Several factors contributed to the UAW victory in Chattanooga. A new cadre of young workers have joined the Volkswagen plant in recent years, bringing with energy and a greater willingness to consider the union cause that older workers have had. In a recent Southern Workers Assembly online discussion with workers and activists across the region, veteran organizer Ed Bruno of the United Electrical, Radio & Machine Workers of America (UE) said that young and energized organizers are key to union success today.

 

Another factor is the success of the UAW’s Stand Up Strike campaign in 2023 that led to union victories at General Motors, Ford, and Stellantis, prompting the union to pledge $40 million toward a new effort to the organize the union-resistant U.S. South. A union vote is already scheduled for May 13-17 at the Mercedes-Benz plant in Vance, Alabama. Organizers say they already have majority support for a union.

 

Volkswagen, unionized everywhere else in the world except in the United States, had to comply with rules from its German base to keep hands-off in the union effort, including forbidding anti-union one-on-one sessions and required attendance at anti-union films.

 

Workers have complained about safety conditions at the plant and lax efforts to address safety issues even when identified.

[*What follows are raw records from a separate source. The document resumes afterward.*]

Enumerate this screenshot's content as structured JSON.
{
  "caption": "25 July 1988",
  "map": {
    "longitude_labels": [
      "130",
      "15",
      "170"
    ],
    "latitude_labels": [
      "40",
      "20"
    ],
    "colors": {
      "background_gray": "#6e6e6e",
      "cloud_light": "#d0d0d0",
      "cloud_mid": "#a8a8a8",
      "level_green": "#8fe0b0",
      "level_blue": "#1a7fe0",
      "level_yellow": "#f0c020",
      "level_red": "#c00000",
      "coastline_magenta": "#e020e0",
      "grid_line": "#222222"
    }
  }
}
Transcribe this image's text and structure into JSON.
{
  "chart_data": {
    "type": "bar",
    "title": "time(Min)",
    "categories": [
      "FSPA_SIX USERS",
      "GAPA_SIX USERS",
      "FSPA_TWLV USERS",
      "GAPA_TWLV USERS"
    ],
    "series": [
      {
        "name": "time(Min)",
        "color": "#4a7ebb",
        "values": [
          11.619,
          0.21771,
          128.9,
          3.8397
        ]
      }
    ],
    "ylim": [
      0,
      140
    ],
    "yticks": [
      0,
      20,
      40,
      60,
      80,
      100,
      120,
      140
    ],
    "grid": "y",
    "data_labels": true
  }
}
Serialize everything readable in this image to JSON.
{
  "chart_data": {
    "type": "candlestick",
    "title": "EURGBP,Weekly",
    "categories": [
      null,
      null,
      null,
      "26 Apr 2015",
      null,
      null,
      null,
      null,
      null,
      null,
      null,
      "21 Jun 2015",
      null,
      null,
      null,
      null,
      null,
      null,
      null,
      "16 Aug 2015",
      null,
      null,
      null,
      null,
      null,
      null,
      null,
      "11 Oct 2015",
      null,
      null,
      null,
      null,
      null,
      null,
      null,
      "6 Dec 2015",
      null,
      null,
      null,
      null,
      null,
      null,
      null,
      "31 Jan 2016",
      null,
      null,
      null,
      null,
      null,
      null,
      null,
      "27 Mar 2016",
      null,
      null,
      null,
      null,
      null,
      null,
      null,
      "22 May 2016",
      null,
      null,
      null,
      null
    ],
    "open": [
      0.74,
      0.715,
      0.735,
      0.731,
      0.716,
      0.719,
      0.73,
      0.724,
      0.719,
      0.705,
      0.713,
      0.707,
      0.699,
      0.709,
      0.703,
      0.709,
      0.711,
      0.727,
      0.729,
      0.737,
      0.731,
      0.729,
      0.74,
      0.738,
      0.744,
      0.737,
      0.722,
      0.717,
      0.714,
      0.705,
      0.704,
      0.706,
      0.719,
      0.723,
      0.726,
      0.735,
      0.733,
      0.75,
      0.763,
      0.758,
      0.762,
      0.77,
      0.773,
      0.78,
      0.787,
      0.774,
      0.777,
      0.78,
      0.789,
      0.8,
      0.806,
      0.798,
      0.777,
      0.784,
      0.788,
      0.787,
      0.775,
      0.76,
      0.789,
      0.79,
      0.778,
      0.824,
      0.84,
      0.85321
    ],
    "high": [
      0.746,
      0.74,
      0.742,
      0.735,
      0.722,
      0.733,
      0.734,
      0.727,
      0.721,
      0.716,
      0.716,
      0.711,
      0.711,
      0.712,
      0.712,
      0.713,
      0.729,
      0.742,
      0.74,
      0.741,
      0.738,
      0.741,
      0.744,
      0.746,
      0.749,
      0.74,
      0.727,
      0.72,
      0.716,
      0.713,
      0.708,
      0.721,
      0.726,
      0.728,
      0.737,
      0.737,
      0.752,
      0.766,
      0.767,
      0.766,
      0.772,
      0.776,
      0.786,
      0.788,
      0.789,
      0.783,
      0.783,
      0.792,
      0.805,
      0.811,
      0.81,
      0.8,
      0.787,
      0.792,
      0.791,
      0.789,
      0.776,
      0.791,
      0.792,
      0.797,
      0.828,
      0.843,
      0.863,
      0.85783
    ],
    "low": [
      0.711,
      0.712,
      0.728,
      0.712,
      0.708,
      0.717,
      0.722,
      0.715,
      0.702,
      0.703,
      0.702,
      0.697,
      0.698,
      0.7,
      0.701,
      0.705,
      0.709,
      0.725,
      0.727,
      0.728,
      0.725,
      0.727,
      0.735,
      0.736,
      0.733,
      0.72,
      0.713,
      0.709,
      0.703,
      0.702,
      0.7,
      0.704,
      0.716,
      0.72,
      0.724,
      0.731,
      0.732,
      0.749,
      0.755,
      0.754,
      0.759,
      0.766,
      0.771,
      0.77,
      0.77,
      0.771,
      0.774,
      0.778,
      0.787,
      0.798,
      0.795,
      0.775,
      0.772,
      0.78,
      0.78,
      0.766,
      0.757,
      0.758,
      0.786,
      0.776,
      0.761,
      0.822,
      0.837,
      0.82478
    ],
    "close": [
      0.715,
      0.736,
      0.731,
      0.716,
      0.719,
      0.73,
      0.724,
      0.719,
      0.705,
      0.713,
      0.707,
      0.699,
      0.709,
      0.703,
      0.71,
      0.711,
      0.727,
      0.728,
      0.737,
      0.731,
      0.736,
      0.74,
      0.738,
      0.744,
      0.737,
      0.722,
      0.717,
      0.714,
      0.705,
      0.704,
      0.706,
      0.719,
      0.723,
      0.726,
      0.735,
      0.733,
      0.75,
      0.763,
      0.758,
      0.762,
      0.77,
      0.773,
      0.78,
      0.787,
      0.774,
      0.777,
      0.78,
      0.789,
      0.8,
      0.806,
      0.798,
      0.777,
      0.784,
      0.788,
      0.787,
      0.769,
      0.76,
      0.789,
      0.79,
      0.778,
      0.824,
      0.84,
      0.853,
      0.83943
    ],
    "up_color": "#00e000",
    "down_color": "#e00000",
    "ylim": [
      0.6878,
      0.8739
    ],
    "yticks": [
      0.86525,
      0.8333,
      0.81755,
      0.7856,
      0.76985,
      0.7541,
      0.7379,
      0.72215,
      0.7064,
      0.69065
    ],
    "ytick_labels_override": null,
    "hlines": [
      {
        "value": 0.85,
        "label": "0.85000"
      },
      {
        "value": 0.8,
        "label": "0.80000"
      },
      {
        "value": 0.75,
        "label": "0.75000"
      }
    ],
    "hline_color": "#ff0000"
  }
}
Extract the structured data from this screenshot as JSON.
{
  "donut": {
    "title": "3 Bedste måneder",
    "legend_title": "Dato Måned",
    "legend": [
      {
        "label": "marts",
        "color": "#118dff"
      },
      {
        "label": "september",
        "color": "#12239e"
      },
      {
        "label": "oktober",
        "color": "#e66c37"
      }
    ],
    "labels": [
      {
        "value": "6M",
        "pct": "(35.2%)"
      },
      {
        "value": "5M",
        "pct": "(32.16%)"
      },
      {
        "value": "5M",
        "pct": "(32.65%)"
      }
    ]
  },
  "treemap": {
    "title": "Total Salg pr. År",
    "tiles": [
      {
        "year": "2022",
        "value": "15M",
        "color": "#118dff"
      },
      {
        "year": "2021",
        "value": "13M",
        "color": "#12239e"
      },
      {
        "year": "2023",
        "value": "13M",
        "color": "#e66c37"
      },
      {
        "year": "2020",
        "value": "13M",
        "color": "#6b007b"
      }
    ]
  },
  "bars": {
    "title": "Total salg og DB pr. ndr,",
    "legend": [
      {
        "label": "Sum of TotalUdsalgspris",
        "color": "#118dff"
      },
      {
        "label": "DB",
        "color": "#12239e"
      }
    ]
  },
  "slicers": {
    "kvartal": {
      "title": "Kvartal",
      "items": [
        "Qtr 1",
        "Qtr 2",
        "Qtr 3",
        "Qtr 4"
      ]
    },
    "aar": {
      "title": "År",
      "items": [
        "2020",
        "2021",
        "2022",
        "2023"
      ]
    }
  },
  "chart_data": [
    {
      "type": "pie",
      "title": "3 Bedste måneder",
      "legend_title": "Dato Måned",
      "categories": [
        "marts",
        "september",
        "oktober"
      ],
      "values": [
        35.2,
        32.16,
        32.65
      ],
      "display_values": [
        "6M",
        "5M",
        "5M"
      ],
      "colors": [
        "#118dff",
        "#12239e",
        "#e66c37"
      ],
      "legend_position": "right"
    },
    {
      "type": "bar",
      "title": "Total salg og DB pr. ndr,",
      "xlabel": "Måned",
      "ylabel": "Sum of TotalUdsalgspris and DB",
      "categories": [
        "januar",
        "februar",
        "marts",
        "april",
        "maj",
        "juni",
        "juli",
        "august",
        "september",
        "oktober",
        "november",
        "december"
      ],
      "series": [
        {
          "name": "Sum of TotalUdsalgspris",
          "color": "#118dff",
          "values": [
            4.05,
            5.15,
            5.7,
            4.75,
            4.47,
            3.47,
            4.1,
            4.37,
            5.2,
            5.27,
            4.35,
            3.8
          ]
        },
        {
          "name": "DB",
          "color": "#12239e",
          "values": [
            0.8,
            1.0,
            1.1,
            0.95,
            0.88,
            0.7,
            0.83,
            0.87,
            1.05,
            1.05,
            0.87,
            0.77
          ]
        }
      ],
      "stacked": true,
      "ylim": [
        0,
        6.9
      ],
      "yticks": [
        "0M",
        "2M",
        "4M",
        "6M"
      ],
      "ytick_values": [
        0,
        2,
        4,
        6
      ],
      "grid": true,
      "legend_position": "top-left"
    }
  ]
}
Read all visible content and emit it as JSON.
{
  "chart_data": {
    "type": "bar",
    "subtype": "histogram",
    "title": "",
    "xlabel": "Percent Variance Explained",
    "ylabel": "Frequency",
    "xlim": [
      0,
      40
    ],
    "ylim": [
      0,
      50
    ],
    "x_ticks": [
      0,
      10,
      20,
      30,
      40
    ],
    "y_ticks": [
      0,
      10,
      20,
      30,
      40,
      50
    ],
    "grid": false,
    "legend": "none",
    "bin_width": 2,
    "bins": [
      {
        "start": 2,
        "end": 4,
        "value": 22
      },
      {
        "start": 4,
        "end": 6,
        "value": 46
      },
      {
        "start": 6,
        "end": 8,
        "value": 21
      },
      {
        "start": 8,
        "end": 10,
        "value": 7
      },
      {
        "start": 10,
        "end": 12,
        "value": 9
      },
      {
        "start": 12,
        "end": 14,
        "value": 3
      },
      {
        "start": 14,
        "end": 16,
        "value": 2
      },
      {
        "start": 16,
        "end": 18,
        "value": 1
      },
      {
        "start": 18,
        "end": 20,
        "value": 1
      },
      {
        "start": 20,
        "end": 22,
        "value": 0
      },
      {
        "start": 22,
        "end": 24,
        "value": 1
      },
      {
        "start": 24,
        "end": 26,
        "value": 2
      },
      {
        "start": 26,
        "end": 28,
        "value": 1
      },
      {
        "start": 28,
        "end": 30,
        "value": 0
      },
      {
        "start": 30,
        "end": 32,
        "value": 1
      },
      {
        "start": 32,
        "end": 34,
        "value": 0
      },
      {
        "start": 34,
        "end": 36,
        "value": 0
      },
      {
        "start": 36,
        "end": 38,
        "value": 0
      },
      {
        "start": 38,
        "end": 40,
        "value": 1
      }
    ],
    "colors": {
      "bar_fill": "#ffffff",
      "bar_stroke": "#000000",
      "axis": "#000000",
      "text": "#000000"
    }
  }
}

Company promises of better days to come never materialized. All factors that provide fertile soil for unionization.

 

After Crystal Lee “Norma Rae” Sutton and her fellow workers won their fight for union recognition back in 1974, they had to wait another six years to get a contract with J.P. Stevens. That contract marked the end of a 17-year war that included illegal firings, delaying tactics, intimidation, what National Labor Relations Board administrative judge Bernard Reiss called “corporate designed lawlessness.”

 

Let’s hope Volkswagen is less intransigent and more willing now to sit down across the table from workers to develop a fair and equitable contract that can be a model to other foreign-owned and domestically owned companies across the South.